L’OCDE attend jusqu’en novembre
L’ Organisation de coopération et développement économiques (OCDE) se veut pour sa part très prudente. Elle s’est donnée jusqu’en novembre avant de publier une évaluation quantitative de l’impact de l’attaque terroriste de mardi sur l’économie mondiale.Les conjoncturistes de l’OCDE ont toutefois identifié cinq conséquences majeures :
- un net fléchissement de l’activité au cours du dernier trimestre 2001, à l’échelle mondiale. Les secteurs liés aux transports, au tourisme et aux loisirs seraient les plus affectés ;
- au niveau de la demande : la confiance des ménages et des entreprises devrait évoluer de manière négative ;
- l’offre : une hausse des matières énergétiques, principalement le pétrole, est prévisible. Ce scénario s’est déjà vérifié lors de tremblements de terre, ou de la Guerre du Golfe, précise l’OCDE ;
- des interventions régulières des banques centrales sont très probables. Elles auront pour mission d’injecter des liquidités dans l’économie ;
- l’OCDE estime par ailleurs que le renforcement des règles de sécurité risque de gêner les flux humains et la circulation des capitaux.
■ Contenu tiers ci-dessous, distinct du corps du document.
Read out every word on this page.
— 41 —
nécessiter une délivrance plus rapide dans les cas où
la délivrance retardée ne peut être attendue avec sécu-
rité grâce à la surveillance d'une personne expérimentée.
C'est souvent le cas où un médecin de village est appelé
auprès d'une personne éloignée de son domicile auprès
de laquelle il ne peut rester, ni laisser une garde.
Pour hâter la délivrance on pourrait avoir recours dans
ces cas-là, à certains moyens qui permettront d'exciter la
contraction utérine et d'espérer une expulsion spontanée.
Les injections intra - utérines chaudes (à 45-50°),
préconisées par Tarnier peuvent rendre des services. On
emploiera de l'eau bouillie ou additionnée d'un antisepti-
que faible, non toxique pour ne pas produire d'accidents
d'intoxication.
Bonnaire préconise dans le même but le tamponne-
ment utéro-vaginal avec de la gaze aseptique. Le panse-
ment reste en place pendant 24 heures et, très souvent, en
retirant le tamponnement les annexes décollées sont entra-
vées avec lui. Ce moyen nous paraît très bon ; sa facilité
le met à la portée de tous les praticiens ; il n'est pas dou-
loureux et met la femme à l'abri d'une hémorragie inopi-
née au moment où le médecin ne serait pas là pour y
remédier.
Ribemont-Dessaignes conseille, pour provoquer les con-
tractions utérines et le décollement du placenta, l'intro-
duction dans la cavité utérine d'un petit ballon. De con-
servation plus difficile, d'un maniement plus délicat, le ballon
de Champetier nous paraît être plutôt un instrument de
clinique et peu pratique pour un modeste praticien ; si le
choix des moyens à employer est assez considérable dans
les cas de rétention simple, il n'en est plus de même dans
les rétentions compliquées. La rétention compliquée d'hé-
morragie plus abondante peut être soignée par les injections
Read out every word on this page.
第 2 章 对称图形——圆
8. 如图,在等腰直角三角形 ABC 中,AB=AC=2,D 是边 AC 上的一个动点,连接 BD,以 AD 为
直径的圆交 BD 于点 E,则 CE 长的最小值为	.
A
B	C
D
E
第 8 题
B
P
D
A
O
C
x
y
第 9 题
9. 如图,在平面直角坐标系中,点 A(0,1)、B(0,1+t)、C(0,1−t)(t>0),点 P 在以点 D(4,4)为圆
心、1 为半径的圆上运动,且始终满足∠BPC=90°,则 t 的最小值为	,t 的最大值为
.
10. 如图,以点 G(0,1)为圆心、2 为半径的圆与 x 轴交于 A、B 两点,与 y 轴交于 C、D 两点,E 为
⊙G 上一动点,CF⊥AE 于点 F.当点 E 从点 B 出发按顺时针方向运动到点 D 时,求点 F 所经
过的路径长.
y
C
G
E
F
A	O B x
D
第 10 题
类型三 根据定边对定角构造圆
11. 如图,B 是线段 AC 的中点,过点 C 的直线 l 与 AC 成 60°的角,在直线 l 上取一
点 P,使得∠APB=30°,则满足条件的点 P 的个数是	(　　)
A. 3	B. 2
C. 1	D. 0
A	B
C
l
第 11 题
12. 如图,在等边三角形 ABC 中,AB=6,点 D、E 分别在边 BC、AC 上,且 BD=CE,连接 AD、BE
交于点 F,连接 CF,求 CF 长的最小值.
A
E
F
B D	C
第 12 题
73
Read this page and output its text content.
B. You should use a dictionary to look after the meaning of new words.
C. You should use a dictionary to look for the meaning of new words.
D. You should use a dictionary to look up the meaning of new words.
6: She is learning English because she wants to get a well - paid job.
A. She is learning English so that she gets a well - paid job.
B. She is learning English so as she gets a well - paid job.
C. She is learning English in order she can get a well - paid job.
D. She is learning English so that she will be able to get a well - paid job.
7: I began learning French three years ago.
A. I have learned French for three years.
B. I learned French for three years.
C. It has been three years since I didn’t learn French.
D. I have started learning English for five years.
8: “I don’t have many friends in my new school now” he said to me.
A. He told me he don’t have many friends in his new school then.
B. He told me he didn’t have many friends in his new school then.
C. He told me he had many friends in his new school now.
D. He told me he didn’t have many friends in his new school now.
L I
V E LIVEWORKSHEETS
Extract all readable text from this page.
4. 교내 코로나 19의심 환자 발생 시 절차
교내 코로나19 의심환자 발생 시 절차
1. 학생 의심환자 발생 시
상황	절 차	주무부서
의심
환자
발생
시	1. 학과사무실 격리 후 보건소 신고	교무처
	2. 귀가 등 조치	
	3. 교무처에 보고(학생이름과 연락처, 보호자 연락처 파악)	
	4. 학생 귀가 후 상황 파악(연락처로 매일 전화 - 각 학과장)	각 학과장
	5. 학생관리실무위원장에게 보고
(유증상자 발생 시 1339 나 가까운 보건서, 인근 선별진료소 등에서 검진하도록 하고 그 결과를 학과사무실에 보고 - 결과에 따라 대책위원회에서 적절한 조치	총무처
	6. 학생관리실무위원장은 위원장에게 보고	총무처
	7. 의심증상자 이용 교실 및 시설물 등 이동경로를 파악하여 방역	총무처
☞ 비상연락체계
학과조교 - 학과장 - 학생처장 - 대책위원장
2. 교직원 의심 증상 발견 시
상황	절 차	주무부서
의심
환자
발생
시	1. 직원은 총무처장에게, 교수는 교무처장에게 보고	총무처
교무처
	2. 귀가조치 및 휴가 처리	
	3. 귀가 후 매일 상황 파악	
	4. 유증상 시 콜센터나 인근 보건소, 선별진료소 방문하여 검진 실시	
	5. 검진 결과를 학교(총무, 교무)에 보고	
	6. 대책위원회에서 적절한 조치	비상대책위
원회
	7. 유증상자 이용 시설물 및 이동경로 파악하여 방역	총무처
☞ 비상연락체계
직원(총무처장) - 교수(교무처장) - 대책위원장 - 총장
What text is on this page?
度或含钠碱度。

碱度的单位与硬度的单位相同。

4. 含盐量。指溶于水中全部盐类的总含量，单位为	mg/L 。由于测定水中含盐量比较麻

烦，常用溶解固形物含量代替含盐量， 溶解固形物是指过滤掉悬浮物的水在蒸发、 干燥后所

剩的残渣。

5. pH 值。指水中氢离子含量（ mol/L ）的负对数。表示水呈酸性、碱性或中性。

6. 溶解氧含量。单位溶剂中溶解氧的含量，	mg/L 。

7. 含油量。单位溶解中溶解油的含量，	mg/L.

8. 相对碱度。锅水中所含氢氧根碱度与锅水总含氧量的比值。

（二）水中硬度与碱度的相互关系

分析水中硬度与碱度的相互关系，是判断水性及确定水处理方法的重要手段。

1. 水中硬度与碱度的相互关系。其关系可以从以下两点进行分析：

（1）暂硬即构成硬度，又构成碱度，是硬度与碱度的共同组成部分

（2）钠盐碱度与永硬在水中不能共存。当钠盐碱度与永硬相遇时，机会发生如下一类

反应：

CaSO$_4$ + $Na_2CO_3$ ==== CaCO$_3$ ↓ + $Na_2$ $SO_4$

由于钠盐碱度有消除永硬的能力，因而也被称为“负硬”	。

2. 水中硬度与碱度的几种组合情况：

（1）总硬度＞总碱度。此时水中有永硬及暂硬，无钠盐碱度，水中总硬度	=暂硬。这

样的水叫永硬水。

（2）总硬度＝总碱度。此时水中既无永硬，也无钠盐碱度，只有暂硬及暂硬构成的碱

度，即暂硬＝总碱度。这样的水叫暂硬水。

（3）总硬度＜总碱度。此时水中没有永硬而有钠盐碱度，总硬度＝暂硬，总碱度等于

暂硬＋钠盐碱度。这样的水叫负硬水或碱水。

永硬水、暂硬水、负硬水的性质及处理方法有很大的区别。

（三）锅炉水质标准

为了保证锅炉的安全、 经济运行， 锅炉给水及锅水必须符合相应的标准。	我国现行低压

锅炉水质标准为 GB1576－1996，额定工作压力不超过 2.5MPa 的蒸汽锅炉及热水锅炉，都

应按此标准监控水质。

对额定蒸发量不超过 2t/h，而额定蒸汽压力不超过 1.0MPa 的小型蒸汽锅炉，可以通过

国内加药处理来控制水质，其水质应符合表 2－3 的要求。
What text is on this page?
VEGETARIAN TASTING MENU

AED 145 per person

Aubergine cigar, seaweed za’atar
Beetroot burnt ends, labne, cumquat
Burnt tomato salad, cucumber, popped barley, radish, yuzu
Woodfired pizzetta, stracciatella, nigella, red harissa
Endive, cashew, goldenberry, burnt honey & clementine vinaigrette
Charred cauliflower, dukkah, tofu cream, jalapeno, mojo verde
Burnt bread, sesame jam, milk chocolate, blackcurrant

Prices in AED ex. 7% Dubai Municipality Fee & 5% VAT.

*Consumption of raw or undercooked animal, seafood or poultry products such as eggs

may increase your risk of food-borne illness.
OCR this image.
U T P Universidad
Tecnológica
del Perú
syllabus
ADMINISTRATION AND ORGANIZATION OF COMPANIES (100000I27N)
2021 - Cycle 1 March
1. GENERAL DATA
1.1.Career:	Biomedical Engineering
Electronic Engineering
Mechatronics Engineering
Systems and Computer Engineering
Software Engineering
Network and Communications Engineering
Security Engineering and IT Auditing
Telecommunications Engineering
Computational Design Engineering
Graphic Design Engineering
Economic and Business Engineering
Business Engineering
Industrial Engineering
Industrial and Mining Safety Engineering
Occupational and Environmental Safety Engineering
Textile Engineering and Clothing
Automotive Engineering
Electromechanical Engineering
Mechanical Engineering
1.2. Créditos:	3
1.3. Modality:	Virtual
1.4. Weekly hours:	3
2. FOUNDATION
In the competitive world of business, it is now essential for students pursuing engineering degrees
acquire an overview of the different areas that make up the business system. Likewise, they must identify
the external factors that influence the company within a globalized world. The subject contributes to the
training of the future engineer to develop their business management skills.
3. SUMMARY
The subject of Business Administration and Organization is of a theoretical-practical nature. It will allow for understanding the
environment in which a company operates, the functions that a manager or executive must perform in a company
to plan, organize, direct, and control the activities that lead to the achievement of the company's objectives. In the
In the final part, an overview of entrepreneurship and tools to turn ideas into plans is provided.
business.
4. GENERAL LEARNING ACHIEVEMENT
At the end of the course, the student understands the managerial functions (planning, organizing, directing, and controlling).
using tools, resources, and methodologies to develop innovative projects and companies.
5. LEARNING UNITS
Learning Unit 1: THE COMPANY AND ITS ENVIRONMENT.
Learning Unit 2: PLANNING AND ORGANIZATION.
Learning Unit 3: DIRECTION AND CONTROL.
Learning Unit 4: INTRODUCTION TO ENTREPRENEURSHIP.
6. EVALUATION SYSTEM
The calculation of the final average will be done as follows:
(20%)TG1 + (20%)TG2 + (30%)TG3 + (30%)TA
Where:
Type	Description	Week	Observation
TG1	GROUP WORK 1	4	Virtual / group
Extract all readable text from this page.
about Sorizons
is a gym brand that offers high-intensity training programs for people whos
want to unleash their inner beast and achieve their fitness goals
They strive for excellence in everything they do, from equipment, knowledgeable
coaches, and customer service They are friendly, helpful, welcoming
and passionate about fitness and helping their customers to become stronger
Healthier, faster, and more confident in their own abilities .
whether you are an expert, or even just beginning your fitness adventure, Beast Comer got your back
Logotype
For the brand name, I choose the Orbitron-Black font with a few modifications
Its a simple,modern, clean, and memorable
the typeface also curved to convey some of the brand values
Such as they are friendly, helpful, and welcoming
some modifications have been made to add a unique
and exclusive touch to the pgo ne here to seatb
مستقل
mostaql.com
Il appartient désormais aux sociétés de courtage de trancher. La réouverture probable de Wall Street, lundi, donnera une partie de la réponse. Sans attendre, le cabinet d’études KBC Securities a émis vendredi deux avis négatifs sur le secteur des équipementiers et des médias, en particulier sur les sociétés qui sont très présentes aux Etats-Unis.Pour tenter de conjurer l’incertitude actuelle, le ministère des Finances réaffirmait vendredi quil tablait toujours sur un taux de croissance de 2,3 % en France en 2001 et une croissance ” légèrement au-dessus ” de ce taux en 2002.